Na porta do Instituto Médico-Legal (IML), no Centro do Rio, nesta quinta-feira, parentes de mortos e entidades de direitos humanos questionam a forma como as ações foram conduzidas e pedem transparência na investigação dos casos. A megaoperação realizada na última terça-feira nos complexos do Alemão e da Penha, na Zona Norte, deixaram 121 mortos e mais de 10 feridos e somam 113 presos e 10 adolescentes apreendidos.
Moradores relatam que pessoas teriam tentado se render, mas foram mortas mesmo assim. No dia seguinte à ação, dezenas de corpos foram encontrados e retirados da área de mata da Vacaria, na Serra da Misericórdia, e reunidos na Praça São Lucas, na Penha.
— Meu marido me ligou, falou que queria se render, mas que os policiais estavam irredutíveis — contou uma moradora do Complexo do Alemão. Segundo ela, o corpo do marido, estirado na praça junto a outros, estava em posição de rendição, com as mãos abertas e expressão de susto.
Entre os principais questionamentos das famílias estão a ausência de perícia adequada nos locais das mortes e a falta de transparência quanto a corpos que teriam sido esfaqueados, como mostram alguns vídeos.
Parentes afirmam que há corpos com sinais de facadas e mutilações, o que ainda não foi confirmado oficialmente pelas autoridades.
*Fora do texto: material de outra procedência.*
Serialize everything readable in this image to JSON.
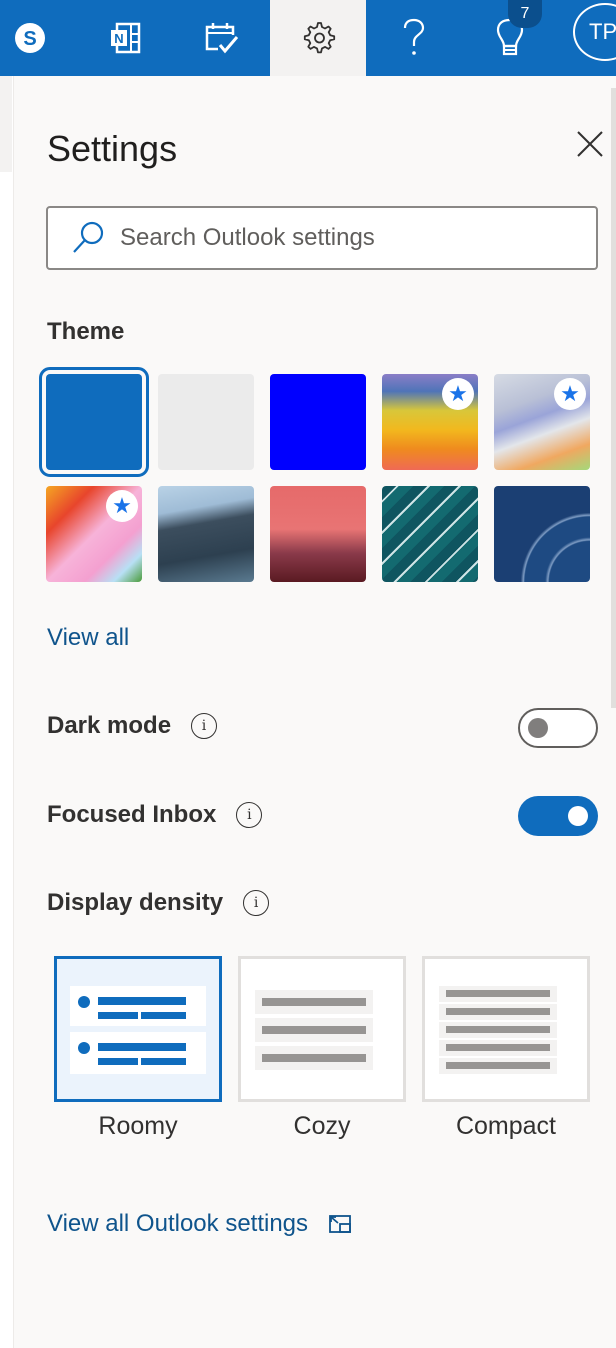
{
  "topbar": {
    "buttons": [
      {
        "name": "skype",
        "label": "Skype"
      },
      {
        "name": "onenote",
        "label": "OneNote"
      },
      {
        "name": "my-day",
        "label": "My Day"
      },
      {
        "name": "settings",
        "label": "Settings",
        "active": true
      },
      {
        "name": "help",
        "label": "Help"
      },
      {
        "name": "tips",
        "label": "Tips"
      }
    ],
    "tips_badge_count": "7",
    "avatar_initials": "TP",
    "colors": {
      "bar": "#0f6cbd",
      "active_bg": "#f3f2f1"
    }
  },
  "settings_panel": {
    "title": "Settings",
    "close_label": "Close",
    "search": {
      "placeholder": "Search Outlook settings",
      "value": ""
    },
    "theme": {
      "label": "Theme",
      "swatches": [
        {
          "name": "blue",
          "color": "#0f6cbd",
          "selected": true,
          "premium": false
        },
        {
          "name": "light-gray",
          "color": "#ebebeb",
          "selected": false,
          "premium": false
        },
        {
          "name": "bright-blue",
          "color": "#0000ff",
          "selected": false,
          "premium": false
        },
        {
          "name": "rainbow-stripes",
          "selected": false,
          "premium": true
        },
        {
          "name": "ribbons",
          "selected": false,
          "premium": true
        },
        {
          "name": "unicorn",
          "selected": false,
          "premium": true
        },
        {
          "name": "mountain-coast",
          "selected": false,
          "premium": false
        },
        {
          "name": "palm-sunset",
          "selected": false,
          "premium": false
        },
        {
          "name": "circuit",
          "selected": false,
          "premium": false
        },
        {
          "name": "blueprint",
          "selected": false,
          "premium": false
        }
      ],
      "premium_icon": "★",
      "view_all_label": "View all"
    },
    "dark_mode": {
      "label": "Dark mode",
      "enabled": false
    },
    "focused_inbox": {
      "label": "Focused Inbox",
      "enabled": true
    },
    "display_density": {
      "label": "Display density",
      "options": [
        {
          "label": "Roomy",
          "selected": true
        },
        {
          "label": "Cozy",
          "selected": false
        },
        {
          "label": "Compact",
          "selected": false
        }
      ]
    },
    "info_icon": "i",
    "view_all_settings_label": "View all Outlook settings"
  }
}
Ainda sobre a operação, parentes alegam que nem todos os policiais estavam com as câmeras corporais ligadas.
Além da violência, moradores denunciam a demora na retirada dos corpos e a falta de assistência do poder público.
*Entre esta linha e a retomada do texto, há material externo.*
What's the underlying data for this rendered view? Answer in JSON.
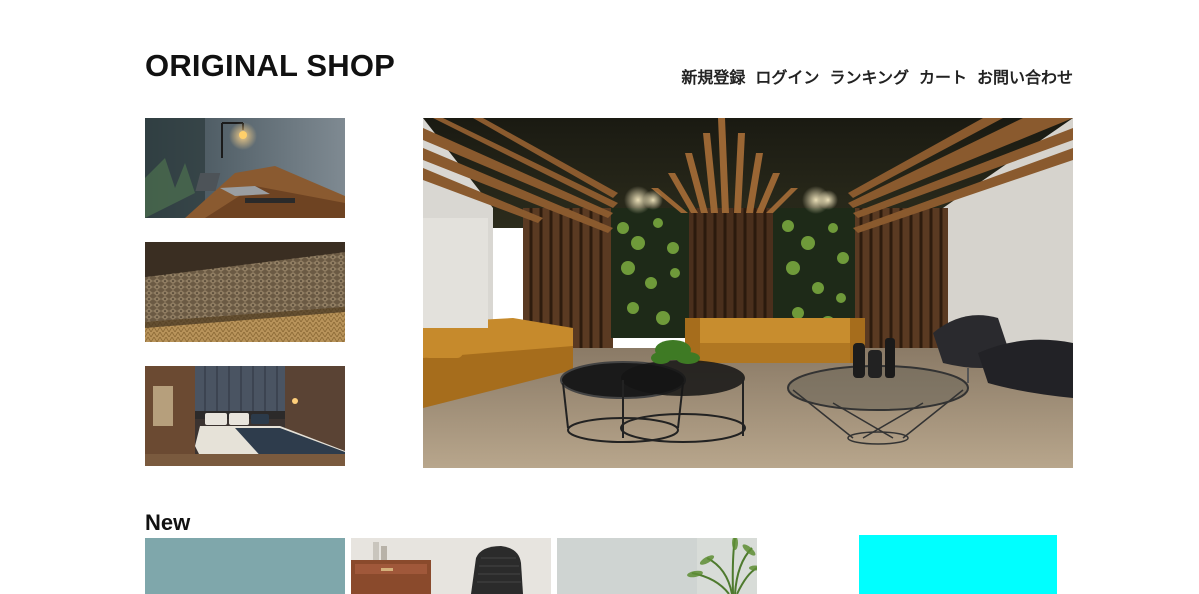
{
  "header": {
    "logo": "ORIGINAL SHOP",
    "nav": [
      "新規登録",
      "ログイン",
      "ランキング",
      "カート",
      "お問い合わせ"
    ]
  },
  "thumbnails": [
    {
      "name": "desk-lamp-photo"
    },
    {
      "name": "rug-texture-photo"
    },
    {
      "name": "bedroom-photo"
    }
  ],
  "hero": {
    "name": "lounge-interior-photo"
  },
  "new_section": {
    "title": "New",
    "items": [
      {
        "name": "teal-placeholder",
        "color": "#7fa7ab"
      },
      {
        "name": "chair-cabinet-photo"
      },
      {
        "name": "plant-wall-photo"
      },
      {
        "name": "cyan-placeholder",
        "color": "#00ffff"
      }
    ]
  },
  "colors": {
    "background": "#ffffff",
    "text": "#111111",
    "cyan_block": "#00ffff",
    "teal_block": "#7fa7ab"
  }
}
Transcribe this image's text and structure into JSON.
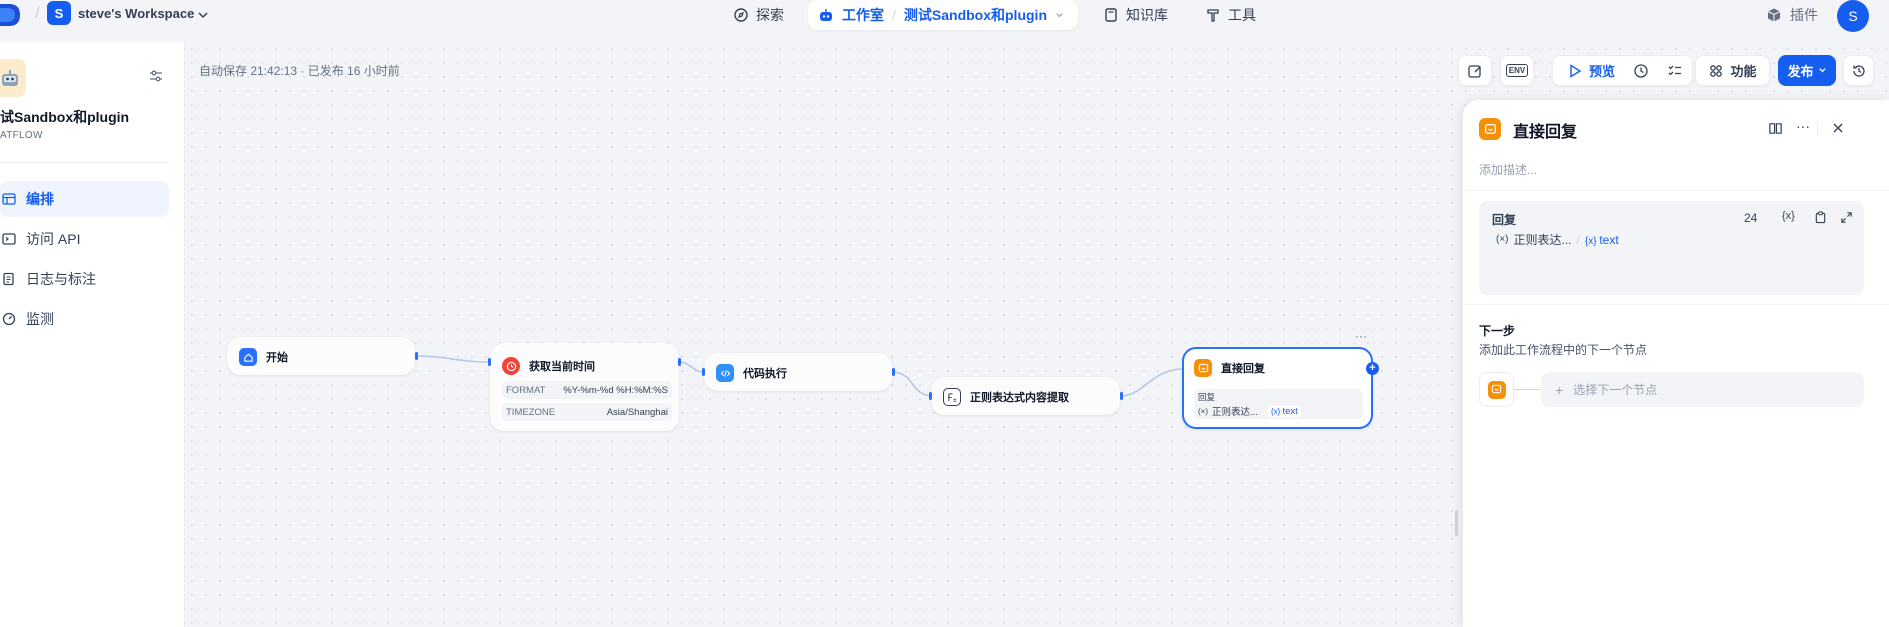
{
  "workspace": {
    "avatar_letter": "S",
    "name": "steve's Workspace"
  },
  "topnav": {
    "explore": "探索",
    "studio": "工作室",
    "app_name": "测试Sandbox和plugin",
    "knowledge": "知识库",
    "tools": "工具",
    "plugins": "插件",
    "user_initial": "S"
  },
  "sidebar": {
    "app_name": "试Sandbox和plugin",
    "app_type": "ATFLOW",
    "items": [
      {
        "label": "编排",
        "icon": "layout-icon",
        "active": true
      },
      {
        "label": "访问 API",
        "icon": "terminal-icon",
        "active": false
      },
      {
        "label": "日志与标注",
        "icon": "file-list-icon",
        "active": false
      },
      {
        "label": "监测",
        "icon": "dashboard-icon",
        "active": false
      }
    ]
  },
  "canvas": {
    "autosave": "自动保存 21:42:13 · 已发布 16 小时前"
  },
  "toolbar": {
    "env_label": "ENV",
    "preview": "预览",
    "features": "功能",
    "publish": "发布"
  },
  "nodes": {
    "start": {
      "title": "开始",
      "color": "#2970ff"
    },
    "time": {
      "title": "获取当前时间",
      "color": "#f04438",
      "params": [
        {
          "key": "FORMAT",
          "value": "%Y-%m-%d %H:%M:%S"
        },
        {
          "key": "TIMEZONE",
          "value": "Asia/Shanghai"
        }
      ]
    },
    "code": {
      "title": "代码执行",
      "color": "#2e90fa"
    },
    "regex": {
      "title": "正则表达式内容提取",
      "color": "#344054"
    },
    "answer": {
      "title": "直接回复",
      "color": "#f79009",
      "reply_label": "回复",
      "var_node": "正则表达...",
      "var_name": "text"
    }
  },
  "panel": {
    "title": "直接回复",
    "description_placeholder": "添加描述...",
    "reply_label": "回复",
    "reply_count": "24",
    "var_node": "正则表达...",
    "var_name": "text",
    "next_title": "下一步",
    "next_desc": "添加此工作流程中的下一个节点",
    "next_select": "选择下一个节点"
  }
}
— Ficamos horas esperando o IML, sem água, sem ajuda. Nenhum bombeiro, ninguém veio socorrer — relatou uma mulher, parente de uma das vítimas.
Sobre os questionamentos das famílias, a Polícia Civil respondeu, em nota, que “tudo será apurado no decorrer das investigações, que estão em andamento”.
Mais corpos ainda não teriam sido recuperados. Mães e viúvas acusam falta de apoio nas buscas e contam que somente os moradores estariam varrendo a mata em busca de parentes.
Outro ponto levantado é o impacto material nas comunidades atingidas. Casas destruídas, medo constante e a ausência de apoio psicológico agravam o cenário de desespero.
— Quem vai pagar pelas casas destruídas, cheias de marcas de tiro e paredes quebradas? — questionou a tia de um homem morto durante a operação.
Para o governo estadual, a megaoperação foi considerada um sucesso. Segundo as autoridades, foram apreendidos 118 armas apreendidas — sendo 91 fuzis, 26 pistolas e um revólver e 14 artefatos explosivos. Cento e treze pessoas foram presas — 33 delas de outros estados — e foi feita a apreensão de 10 adolescentes. A ação, que mobilizou 2,5 mil policiais e promotores do Grupo de Atuação Especial de Combate ao Crime Organizado (Gaeco/MPRJ), tinha como objetivo cumprir mandados de prisão contra integrantes do Comando Vermelho, incluindo 30 criminosos de fora do Rio que estavam escondidos nas comunidades.
Rede RAAVE atua em acolhimento a famílias
Desde o início da manhã desta quinta-feira, equipes da Rede de Atenção a Pessoas Atingidas pela Violência de Estado (RAAVE) têm prestado apoio jurídico e psicológico a familiares das vítimas em locais como o IML, o Hospital Estadual Getúlio Vargas e comunidades atingidas na Penha e no Complexo do Alemão.
A representante da RAAVE, Lorena Martins, explicou que a rede foi criada por mães de vítimas da violência de Estado, e hoje atua em parceria com o Ministério da Justiça, via UFRJ, oferecendo bolsas para mães pesquisadoras e apoio clínico e jurídico.
— A nossa função enquanto RAAVE é acolher familiares e mães de vítimas. Diante do que aconteceu no dia 28, a gente não podia se ausentar desses espaços, como o IML, onde todas as famílias precisam passar em algum momento — disse Lorena.
Ela contou que a rede montou uma força-tarefa com psicólogos e juristas para orientar as famílias sobre procedimentos legais e ajudar a localizar pessoas desaparecidas.
— Muitas mães chegam sem saber se o filho está preso, morto ou desaparecido. A gente conseguiu, junto com a Defensoria Pública, uma lista de presos da operação para orientar essas famílias — relatou.
A equipe jurídica da RAAVE não atua como defesa particular, mas oferece orientação e encaminhamento para a Defensoria Pública, fortalecendo o serviço público de assistência.